This forum is about wrong numbers in science, politics and the media. It respects good science and good English.
That's interesting and prompts a few questions, more about the Vioxx side of things than the efficacies of 'lifestyle choice' recreational treatments.
Is there any attempt (assuming it could be done ethically) to assess for common circumstances (DNA or previous health events come to mind but there may well be more factors) for those who are adversely affected by drugs in the way that the Vioxx trial identified?
If there is and a regular pattern could be confidently elicited from the results, notably for the early negative outcomes, it would suggest that individuals could be pre-screened for unsuitable treatments. Maybe.
On that basis the moral clouds of health risk during trals could be more tolerated ("for the greater good") and pre-treatment testing to identify and exclude from treatment those who are thought to be at risk could be implemented. Those not thought to be at risk might then progress to a successful treatment.
Presumably at some point the risk factor associated with long term use, beyond any previous controlled trials, would have to be considered but in the meantime the many would have had access to a presumably effective (for them) treatment and the few with an anticipated high RR would have been protected from the risk.

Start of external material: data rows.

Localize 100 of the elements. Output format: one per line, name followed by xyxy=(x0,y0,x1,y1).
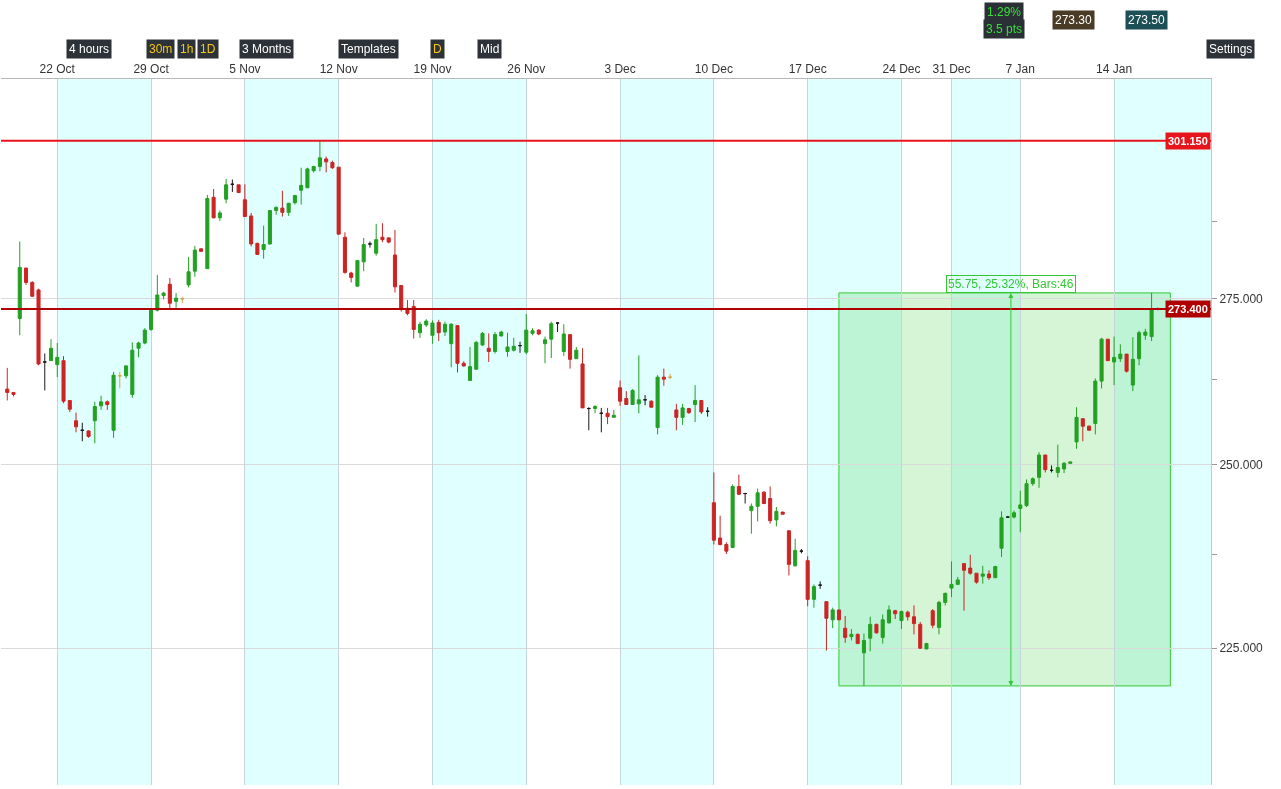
candlestick xyxy=(1124,353,1129,374)
candlestick xyxy=(980,565,985,585)
candlestick xyxy=(874,623,879,635)
candlestick xyxy=(861,633,866,687)
ref-line-label: 301.150 xyxy=(1168,135,1208,147)
candlestick xyxy=(768,485,773,525)
candlestick xyxy=(449,322,454,368)
candlestick xyxy=(918,621,923,650)
x-tick-label: 29 Oct xyxy=(133,62,170,77)
candlestick xyxy=(611,409,616,418)
candlestick xyxy=(142,327,147,345)
candlestick xyxy=(367,241,372,249)
candlestick xyxy=(593,404,598,414)
x-tick-label: 24 Dec xyxy=(882,62,921,77)
candlestick xyxy=(824,601,829,652)
candlestick xyxy=(1080,418,1085,442)
candlestick xyxy=(230,179,235,193)
candlestick xyxy=(1043,454,1048,473)
candlestick xyxy=(417,321,422,339)
candlestick xyxy=(349,271,354,283)
candlestick xyxy=(1068,460,1073,465)
candlestick xyxy=(661,368,666,387)
candlestick xyxy=(455,325,460,374)
candlestick xyxy=(686,407,691,415)
candlestick xyxy=(905,610,910,622)
candlestick xyxy=(730,483,735,549)
candlestick xyxy=(549,321,554,359)
candlestick xyxy=(249,212,254,247)
candlestick xyxy=(1137,330,1142,366)
candlestick xyxy=(843,615,848,644)
candlestick xyxy=(205,194,210,270)
candlestick xyxy=(1074,406,1079,450)
candlestick xyxy=(555,321,560,333)
candlestick xyxy=(55,342,60,378)
candlestick xyxy=(580,347,585,409)
candlestick xyxy=(424,318,429,328)
candlestick xyxy=(30,280,35,298)
candlestick xyxy=(605,407,610,425)
candlestick xyxy=(705,406,710,418)
candlestick xyxy=(36,288,41,366)
candlestick xyxy=(517,341,523,354)
candlestick xyxy=(386,237,391,244)
candlestick xyxy=(811,583,816,609)
candlestick xyxy=(80,422,85,442)
candlestick xyxy=(42,352,47,391)
candlestick xyxy=(618,379,623,407)
candlestick xyxy=(574,346,579,360)
candlestick xyxy=(130,341,135,399)
candlestick xyxy=(17,241,22,336)
candlestick xyxy=(105,401,110,411)
y-tick-label: 275.000 xyxy=(1219,292,1264,306)
candlestick xyxy=(267,210,272,246)
candlestick xyxy=(911,604,916,635)
candlestick xyxy=(961,563,967,612)
candlestick xyxy=(711,471,716,546)
text: 273.30 xyxy=(1055,13,1093,27)
candlestick xyxy=(699,399,704,415)
band-label: 55.75, 25.32%, Bars:46 xyxy=(948,277,1074,291)
candlestick xyxy=(599,407,604,433)
candlestick xyxy=(630,388,635,406)
candlestick xyxy=(317,140,322,172)
candlestick xyxy=(399,285,404,313)
candlestick xyxy=(805,555,810,607)
candlestick xyxy=(855,633,860,645)
candlestick xyxy=(693,384,698,423)
candlestick xyxy=(999,510,1004,558)
candlestick xyxy=(342,231,347,275)
x-tick-label: 12 Nov xyxy=(319,62,358,77)
candlestick xyxy=(136,341,141,358)
text: 4 hours xyxy=(69,42,110,56)
candlestick xyxy=(868,616,873,652)
candlestick xyxy=(5,367,10,401)
text: 3 Months xyxy=(242,42,292,56)
candlestick xyxy=(1030,476,1035,487)
candlestick xyxy=(236,184,241,194)
candlestick xyxy=(505,332,510,358)
candlestick xyxy=(568,334,573,370)
candlestick xyxy=(192,245,197,278)
candlestick xyxy=(624,390,629,406)
x-tick-label: 5 Nov xyxy=(229,62,261,77)
candlestick xyxy=(974,572,979,585)
candlestick xyxy=(774,506,779,527)
x-tick-label: 10 Dec xyxy=(694,62,733,77)
candlestick xyxy=(186,256,191,288)
candlestick xyxy=(92,401,97,444)
candlestick xyxy=(361,237,366,272)
candlestick xyxy=(986,569,992,581)
candlestick xyxy=(955,576,960,585)
candlestick xyxy=(524,313,529,355)
candlestick xyxy=(536,328,541,336)
candlestick xyxy=(211,188,216,219)
candlestick xyxy=(380,222,385,243)
candlestick xyxy=(830,607,835,629)
candlestick xyxy=(780,511,785,515)
candlestick xyxy=(67,399,72,413)
candlestick xyxy=(299,167,304,206)
candlestick xyxy=(936,600,942,635)
candlestick xyxy=(355,260,360,287)
candlestick xyxy=(1118,343,1123,363)
candlestick xyxy=(392,229,397,293)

Assuming that whatever information could be gathered from those that succumbed to the risk was both relatively conclusive and cost effective (and I appreciate that might be a big IF) thus making the idea a practical proposition, what other factors, moral or scientific, would kick such an approach onto the sidelines?
Some of that is done, for example with tumour genotypes or expression profiles for oncology drugs.
Of course most of this work is speculative and experimental and in the context of clinical trials these are rarely statistically powered to be informative in terms of "these patients are more/less likely to respond to treatment".
Of course, faced with 10 potential treatments for whatever disease you'd like to know which one the patient is most likely to respond to. That's the holy grail if you like, not treating someone with a drug they won't respond to anyway but going straight to the one that will work for them.
To the extent that that is down to individual physiology rather than random, it's largely something for the future when you can genetically profile everyone cheaply, with the compounding problems being that you are then looking for probably small differences in response between potentially hundreds of thousands of subgroups, plus all genetic stuff is multifactorial anyway, so correlating genetic background with response in some set of people is unlikely to apply to some other set. Not to mention we are entirely neglecting phenotype here.
So tailor-made treatment is theoretically very nice, but is likely to remain as much art as science for a long time.